If the Roberts Court rules for Wal-Mart and raises the bar for maintaining a class action, the result could be devastating for enforcement of civil rights and employment discrimination laws. Some of the most important civil rights cases in American history were class action lawsuits. Brown v. Board of Education ended racial segregation in public schools in a class action. Griggs v. Duke Power empowered employees to remedy seemingly neutral policies that disproportionately harmed racial minorities. The pollution case portrayed in the movie Erin Brockovich and the sexual harassment case portrayed in North Country were also class actions. Class actions have allowed for historic civil rights gains because of the unique tools they provide to combat discrimination and other forms of corporate misbehavior.

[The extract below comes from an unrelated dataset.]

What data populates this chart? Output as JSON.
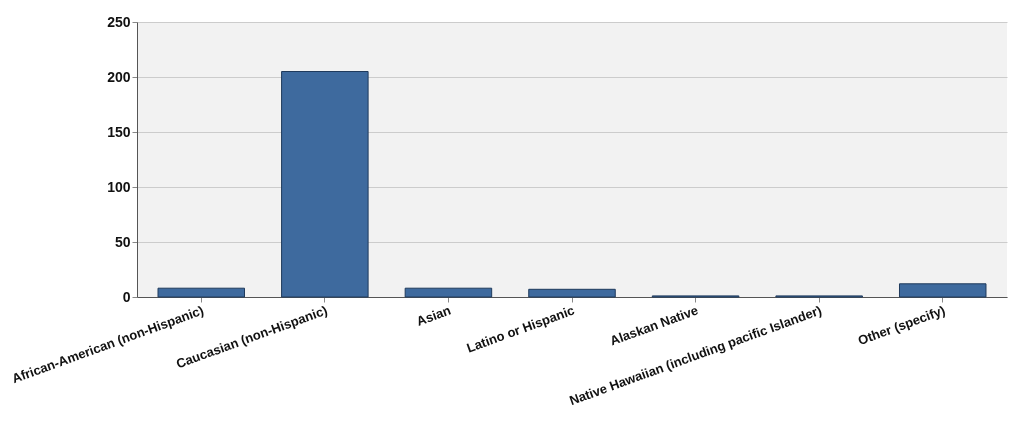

Class actions play an essential role in holding corporations accountable for their widespread unlawful behavior, particularly when the harm suffered by each individual is small relative to the larger discriminatory picture. An individual is far less likely to enforce rights in court if the recoverable damages are too small to justify the cost of lengthy litigation or arbitration, a fact which often allows corporations to get away with unlawful conduct. The Supreme Court has recognized this function:
The policy at the very core of the class action mechanism is to overcome the problem that small recoveries do not provide the incentive for any individual to bring a solo action prosecuting his or her rights. A class action solves this problem by aggregating the relatively paltry potential recoveries into something worth someone’s (usually an attorney’s) labor.As a result of the relative disadvantages of filing an individual claim, most plaintiffs who lose at the class certification stage, and are consequently unable to share the burdens of litigation with a larger class, do not pursue individual discrimination claims. One reason is that the cost of bringing a lawsuit can be much higher than the potential return to individual plaintiffs, resulting in “negative value” claims. For example, the average settlement in a sex discrimination claim deemed by the Equal Employment Opportunity Commission (EEOC) to have merit is $34,200, which is not enough to cover litigation costs and still compensate the plaintiff.
Many individual plaintiffs are also unaware that they have a claim. In the Wal-Mart case, for example, Wal-Mart strictly prohibits employees from discussing pay. It also tends to segregate women and men into different store departments. This keeps employees ignorant of pervasive pay discrepancies throughout Wal-Mart’s system. Even if aware they might have a claim, potential low returns and fear of retaliation keep individuals from seeking compensation when they have been discriminated against. Wal-Mart’s threats of retaliation are well-documented.
Class actions allow plaintiffs to uncover company-wide statistics that provide a more accurate measure of whether the company is engaged in a pattern of discrimination or its conduct has a discriminatory effect. The standard of proof in pattern-or-practice and disparate impact cases is also very different than in an individual lawsuit. In the former, courts look at the overall practices of a company, with plaintiffs carrying the burden of showing that unlawful discrimination has been the regular procedure or policy, or that while fair in form, company policy is discriminatory in operation. In the latter, the focus is on the decisions of management applied to each individual. Statistical evidence is often decisive in class actions, but may be irrelevant in individual lawsuits. Without it, however, discriminatory practices that can be seen in a company overview may remain hidden.